According to Stoutland, who heard about this only last Wednesday, February 8, the decision was unexpected. Paces leadership announced the closure in an email to their staff on Friday. They called it “unfair.” Stoutland said the administration acted wrongly by making it seem as if Paces would get OneCard, and then shutting it down for a semester at the last minute.
It was the unexpectedness that most angered Paces worker Louisa Grenham ’19, who recently moved off-campus and relied on the Paces job to pay for basic day-to-day necessities like food and textbooks.
“It felt literally like the rug was pulled under me,” said Grenham, who is now looking into off-campus jobs like babysitting.

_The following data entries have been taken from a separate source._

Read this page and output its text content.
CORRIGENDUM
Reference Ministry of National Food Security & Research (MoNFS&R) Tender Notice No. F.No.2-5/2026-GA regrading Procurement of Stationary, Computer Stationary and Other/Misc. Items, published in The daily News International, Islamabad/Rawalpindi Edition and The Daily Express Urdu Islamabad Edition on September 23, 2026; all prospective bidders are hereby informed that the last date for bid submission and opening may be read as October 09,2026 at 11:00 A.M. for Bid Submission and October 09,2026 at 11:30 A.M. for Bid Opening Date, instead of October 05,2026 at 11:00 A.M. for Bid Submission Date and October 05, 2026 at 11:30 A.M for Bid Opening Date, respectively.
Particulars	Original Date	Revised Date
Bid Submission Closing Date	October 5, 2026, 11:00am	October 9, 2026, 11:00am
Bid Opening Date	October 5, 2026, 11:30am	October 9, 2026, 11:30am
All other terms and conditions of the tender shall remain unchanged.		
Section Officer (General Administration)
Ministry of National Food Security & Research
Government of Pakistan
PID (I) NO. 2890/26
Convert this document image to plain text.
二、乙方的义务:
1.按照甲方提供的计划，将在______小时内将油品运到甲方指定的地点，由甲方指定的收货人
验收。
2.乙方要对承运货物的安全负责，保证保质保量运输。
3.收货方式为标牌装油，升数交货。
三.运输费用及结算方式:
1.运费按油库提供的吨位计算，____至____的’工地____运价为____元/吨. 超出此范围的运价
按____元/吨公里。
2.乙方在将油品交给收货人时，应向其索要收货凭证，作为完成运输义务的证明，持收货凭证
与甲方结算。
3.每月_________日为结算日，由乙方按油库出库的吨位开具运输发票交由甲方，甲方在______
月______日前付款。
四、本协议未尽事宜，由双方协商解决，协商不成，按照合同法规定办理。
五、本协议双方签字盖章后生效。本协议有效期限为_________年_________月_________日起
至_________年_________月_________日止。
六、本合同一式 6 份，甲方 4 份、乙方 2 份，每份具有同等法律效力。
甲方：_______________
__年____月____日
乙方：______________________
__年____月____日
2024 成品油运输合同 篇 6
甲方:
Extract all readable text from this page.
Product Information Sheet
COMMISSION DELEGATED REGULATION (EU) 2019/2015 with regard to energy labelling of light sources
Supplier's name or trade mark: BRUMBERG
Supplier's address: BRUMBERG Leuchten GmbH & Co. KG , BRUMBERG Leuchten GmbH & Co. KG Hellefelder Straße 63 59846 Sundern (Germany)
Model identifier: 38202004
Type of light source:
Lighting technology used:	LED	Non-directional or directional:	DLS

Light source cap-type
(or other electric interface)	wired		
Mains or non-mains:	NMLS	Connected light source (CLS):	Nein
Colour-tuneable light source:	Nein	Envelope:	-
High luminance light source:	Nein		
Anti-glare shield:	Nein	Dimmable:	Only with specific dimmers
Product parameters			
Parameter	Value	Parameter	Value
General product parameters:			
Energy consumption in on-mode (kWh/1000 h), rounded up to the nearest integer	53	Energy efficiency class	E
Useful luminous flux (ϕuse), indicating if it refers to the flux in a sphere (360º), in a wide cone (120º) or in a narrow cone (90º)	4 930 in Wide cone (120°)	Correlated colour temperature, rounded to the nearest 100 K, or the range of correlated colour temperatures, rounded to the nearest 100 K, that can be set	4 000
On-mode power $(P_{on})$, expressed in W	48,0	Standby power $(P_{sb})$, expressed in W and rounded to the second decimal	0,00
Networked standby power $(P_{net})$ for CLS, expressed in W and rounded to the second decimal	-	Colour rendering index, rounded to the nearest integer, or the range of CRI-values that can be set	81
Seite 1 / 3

In an email to Paces staff obtained by The Daily Gazette, Barclay said, “I want to let you know that I understand your disappointment about the closure of Paces Cafe.”
For the rest of the semester, administrators hope to keep Paces operating as a kind of shell of its former self: a smaller staff would serve catered food for free. Barclay said he hopes new programming, like open mics and movie screenings, will continue to attract students to Paces while College officials sort through its accounting. The administration is also trying to create other on-campus jobs for students who would be temporarily fired. If all goes according to plan, Paces should re-open in the fall.
But Stoutland is skeptical about Barclay’s hope to re-imagine Paces. She said the closure fits into a larger administrative effort to tighten its control over the independently run café.
“Honestly, I don’t know. I have always suspected that, in part, re-imagining a student-run café [means] having more supervision,” she said.